Okay? Okay. It turns out that the main characters were crazy... or possessed by the Blair Witch... or something. They killed another tour group that they got into an argument with towards the beginning of the film -- and not just killed, but ritualistically disemboweled. At first, they believed that Tristan had been possessed and led them to commit these gruesome acts, causing them to kill her, but after they're arrested, the sheriff plays back their video footage, revealing that they were just crazy. I haven't seen the director's cut of this film, but according to descriptions of it, director Joe Berlinger (who made the Paradise Lost trilogy of documentaries about the West Memphis 3 murder case) wanted to make it ambiguous as to whether or not the group had actually gone out and murdered people, and if so, whether or not supernatural forces had been acting on them. Was what we had been seeing through their eyes reality, with the Blair Witch having distorted the footage on the tapes, or were the tapes the true account of what had happened, with the main characters having been driven crazy by their obsession with the original film?
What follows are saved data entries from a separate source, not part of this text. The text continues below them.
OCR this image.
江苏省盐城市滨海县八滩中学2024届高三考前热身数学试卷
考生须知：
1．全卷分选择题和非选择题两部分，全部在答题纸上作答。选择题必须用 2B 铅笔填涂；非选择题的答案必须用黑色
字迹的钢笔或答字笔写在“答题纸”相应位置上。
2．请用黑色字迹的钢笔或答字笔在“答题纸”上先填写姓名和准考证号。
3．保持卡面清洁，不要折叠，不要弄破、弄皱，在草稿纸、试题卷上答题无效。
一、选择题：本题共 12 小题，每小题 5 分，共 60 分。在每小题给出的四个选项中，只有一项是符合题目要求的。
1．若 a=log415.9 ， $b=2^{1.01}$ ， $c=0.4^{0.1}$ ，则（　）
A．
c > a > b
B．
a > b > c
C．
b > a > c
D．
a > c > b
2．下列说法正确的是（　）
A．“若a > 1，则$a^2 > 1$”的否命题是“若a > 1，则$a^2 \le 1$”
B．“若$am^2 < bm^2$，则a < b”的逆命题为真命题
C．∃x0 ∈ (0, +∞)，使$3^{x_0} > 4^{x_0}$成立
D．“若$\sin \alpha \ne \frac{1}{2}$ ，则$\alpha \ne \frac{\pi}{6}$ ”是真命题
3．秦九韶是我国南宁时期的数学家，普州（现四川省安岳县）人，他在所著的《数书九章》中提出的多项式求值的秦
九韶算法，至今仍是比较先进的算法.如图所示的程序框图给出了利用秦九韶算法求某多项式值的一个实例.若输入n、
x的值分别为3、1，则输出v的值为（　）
In the right hands, this could have been an utter mind-fuck of an ending on par with The Usual Suspects, one that could've delivered a great commentary on our relationship with horror movies and the line between reality and fiction (especially as it related to the "true story" phenomenon that was the first film) -- something that, in a time when creepypasta stories like Slender Man are at the center of real-life murders, is arguably more resonant than ever. Unfortunately, Artisan Entertainment was not the right hands. The studio reshot and reedited the film in post-production, taking most of the interrogation scenes and scattering them throughout the film as flash-forwards, while also sprinkling the film with quick shots of the gory murders and adding a soundtrack of nu metal and goth rock that sounds hilariously dated fifteen years later, all to make a more conventional horror flick that would appeal to fans of the original (even though, at the time, The Blair Witch Project was anything but conventional). The result was a disjointed mess that made it all too obvious that the main characters were killers from the moment we learn about the other group's violent end.
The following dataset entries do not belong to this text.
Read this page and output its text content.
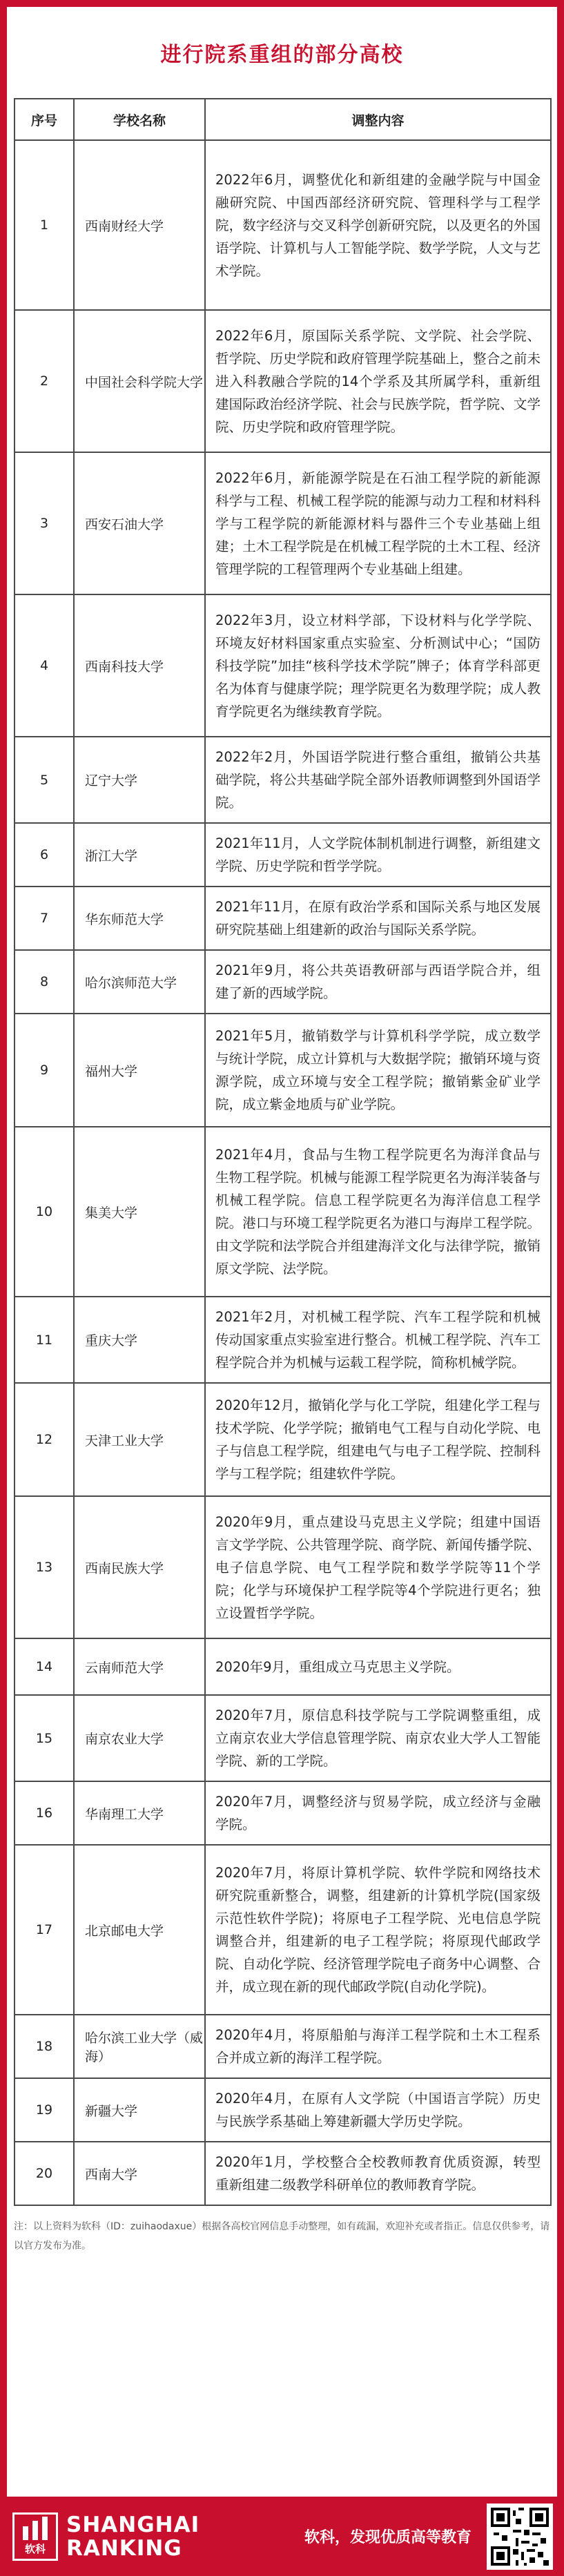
进行院系重组的部分高校
序号	学校名称	调整内容
1	西南财经大学	2022年6月，调整优化和新组建的金融学院与中国金融研究院、中国西部经济研究院、管理科学与工程学院，数字经济与交叉科学创新研究院，以及更名的外国语学院、计算机与人工智能学院、数学学院，人文与艺术学院。
2	中国社会科学院大学	2022年6月，原国际关系学院、文学院、社会学院、哲学院、历史学院和政府管理学院基础上，整合之前未进入科教融合学院的14个学系及其所属学科，重新组建国际政治经济学院、社会与民族学院，哲学院、文学院、历史学院和政府管理学院。
3	西安石油大学	2022年6月，新能源学院是在石油工程学院的新能源科学与工程、机械工程学院的能源与动力工程和材料科学与工程学院的新能源材料与器件三个专业基础上组建；土木工程学院是在机械工程学院的土木工程、经济管理学院的工程管理两个专业基础上组建。
4	西南科技大学	2022年3月，设立材料学部，下设材料与化学学院、环境友好材料国家重点实验室、分析测试中心；“国防科技学院”加挂“核科学技术学院”牌子；体育学科部更名为体育与健康学院；理学院更名为数理学院；成人教育学院更名为继续教育学院。
5	辽宁大学	2022年2月，外国语学院进行整合重组，撤销公共基础学院，将公共基础学院全部外语教师调整到外国语学院。
6	浙江大学	2021年11月，人文学院体制机制进行调整，新组建文学院、历史学院和哲学学院。
7	华东师范大学	2021年11月，在原有政治学系和国际关系与地区发展研究院基础上组建新的政治与国际关系学院。
8	哈尔滨师范大学	2021年9月，将公共英语教研部与西语学院合并，组建了新的西域学院。
9	福州大学	2021年5月，撤销数学与计算机科学学院，成立数学与统计学院，成立计算机与大数据学院；撤销环境与资源学院，成立环境与安全工程学院；撤销紫金矿业学院，成立紫金地质与矿业学院。
10	集美大学	2021年4月，食品与生物工程学院更名为海洋食品与生物工程学院。机械与能源工程学院更名为海洋装备与机械工程学院。信息工程学院更名为海洋信息工程学院。港口与环境工程学院更名为港口与海岸工程学院。由文学院和法学院合并组建海洋文化与法律学院，撤销原文学院、法学院。
11	重庆大学	2021年2月，对机械工程学院、汽车工程学院和机械传动国家重点实验室进行整合。机械工程学院、汽车工程学院合并为机械与运载工程学院，简称机械学院。
12	天津工业大学	2020年12月，撤销化学与化工学院，组建化学工程与技术学院、化学学院；撤销电气工程与自动化学院、电子与信息工程学院，组建电气与电子工程学院、控制科学与工程学院；组建软件学院。
13	西南民族大学	2020年9月，重点建设马克思主义学院；组建中国语言文学学院、公共管理学院、商学院、新闻传播学院、电子信息学院、电气工程学院和数学学院等11个学院；化学与环境保护工程学院等4个学院进行更名；独立设置哲学学院。
14	云南师范大学	2020年9月，重组成立马克思主义学院。
15	南京农业大学	2020年7月，原信息科技学院与工学院调整重组，成立南京农业大学信息管理学院、南京农业大学人工智能学院、新的工学院。
16	华南理工大学	2020年7月，调整经济与贸易学院，成立经济与金融学院。
17	北京邮电大学	2020年7月，将原计算机学院、软件学院和网络技术研究院重新整合，调整，组建新的计算机学院(国家级示范性软件学院)；将原电子工程学院、光电信息学院调整合并，组建新的电子工程学院；将原现代邮政学院、自动化学院、经济管理学院电子商务中心调整、合并，成立现在新的现代邮政学院(自动化学院)。
18	哈尔滨工业大学（威海）	2020年4月，将原船舶与海洋工程学院和土木工程系合并成立新的海洋工程学院。
19	新疆大学	2020年4月，在原有人文学院（中国语言学院）历史与民族学系基础上筹建新疆大学历史学院。
20	西南大学	2020年1月，学校整合全校教师教育优质资源，转型重新组建二级教学科研单位的教师教育学院。
注：以上资料为软科（ID：zuihaodaxue）根据各高校官网信息手动整理，如有疏漏，欢迎补充或者指正。信息仅供参考，请以官方发布为准。
软科
SHANGHAI
RANKING	软科，发现优质高等教育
The ambiguity is shot in another direction, too. Rather than leaving us guessing whether or not there really was a Blair Witch, we get so many contradictory clues that either version of the events becomes riddled with plot holes, the film often ignoring its own mythology. What was the point with the ghost girl? The owl motifs? The assorted hallucinations? Tristan's role in the murders? I know that Berlinger was trying to imply that it was the main characters' familiarity with horror movies informing their delusions, but the butchery done to the film's progression undoes its stated goals. In one scene, we're told that the runes Erica discovered at the ruins of Rustin Parr's house aren't evil, but when those same runes start showing up again, appearing on the characters' bodies, Erica starts panicking and claiming that they've been marked for death by the Blair Witch. Hell, Jeff's backstory as a former mental patient never becomes important, despite the note that the film ended on.

Score: 1 out of 5

A case study in good ideas gone horribly wrong, from its terrible acting and dull characters (except the Sheriff, he was awesome), to plot threads and motifs that go nowhere, to a host of plot holes, to choppy editing and stylistic flourishes that undid the message it was trying to deliver. Even knowing its awful reputation going in, it was painful to see so much potential wasted, because this was a film that, despite being a cash-in sequel that nobody asked for, could've been great with its unique story -- something that I'd love to see another team take a stab at, perhaps without the baggage of the Blair Witch attached.